Costa Rica's threatened fauna
Costa Rica counts some 820 resident and neotropical migrant bird species, 205 different mammals (half of them bats), some 400 reptile and amphibian species and 560 species of butterflies. There are about 10,000 higher plants, including 1200 orchids.
In 2017, the Ministry of Environment MINAE published updated lists of Fauna in Danger of Extinction (46 bird species - previously 17, 21 mammals - previously 13, 13 reptiles - previously 10, and 44 amfibians, Fauna with Reduced or Threatened Populations (74 bird species - previously 85, 44 mammals - prevously 15, 12 reptiles and 24 amfibians - previously together 109, and Flora in Danger of Extinction and Flora with Reduced or Threathened Populations.

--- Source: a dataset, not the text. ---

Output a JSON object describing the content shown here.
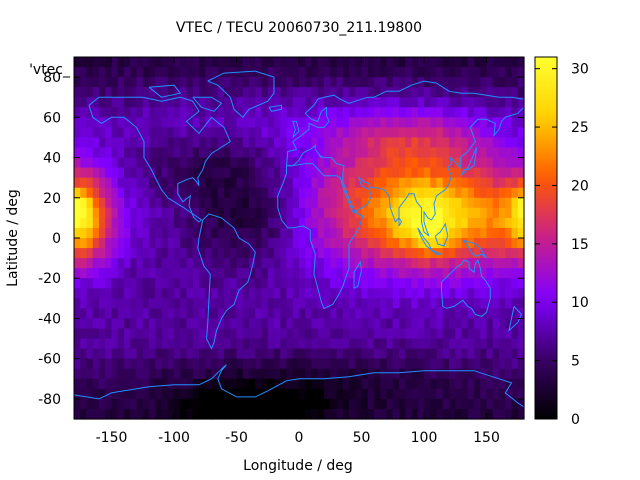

With the publication of the new Regulation Decree No. 32633 of 2005 of the 1992 Law for the Conservation of Wildlife, the lists had already replaced the first versions of 1997.
One of the well known animals still heard and seen in many parts of the country but equally under threat today, is the Howler Monkey (mono congo). Over the 12 years between 1994 and 2006, populations of the four most common monkey species in Costa Rica have decreased on average by 50% (Conference on Costa Rica's Primates, San Ramon, 2006), the numbers of the Spider Monkey (mono colorado), a species threatened with extinction, have dropped from 25,000 to just 7,000. Squirrel Monkeys (saimiri sciureus) and Capuchin Monkeys (cebus apella) declined with 43%. Worldwide, more than one quarter of the aprox. 400 monkey species is threatened with extinction. In Costa Rica, reasons for the decline of monkey populations are the use of chemicals and pesticides in banana and pineapple plantations, the fragmentation of their habitat due to deforestation and development for tourist projects, poor health of the animals caused by lack of suitable food available, hunting, electrification at power lines, etc.
As with the problems of deforestation, also here applies that the existing legislation does not offer Costa Rica's fauna sufficient protection. Until recently, the Law for the Conservation of Wildlife permitted hunting for pleasure, also on species whose habitat has been severly reduced, and penalties for keeping protected animals or birds as pets were insufficient. It is estimated that some 300,000 costaricans keep a wild animal in captivity. Fortunately, with the initiative by Apreflofas (www.apreflofas.or.cr) the law has been changed and in 2012 Costa Rica became the first country in the world to prohibit hunting for pleasure.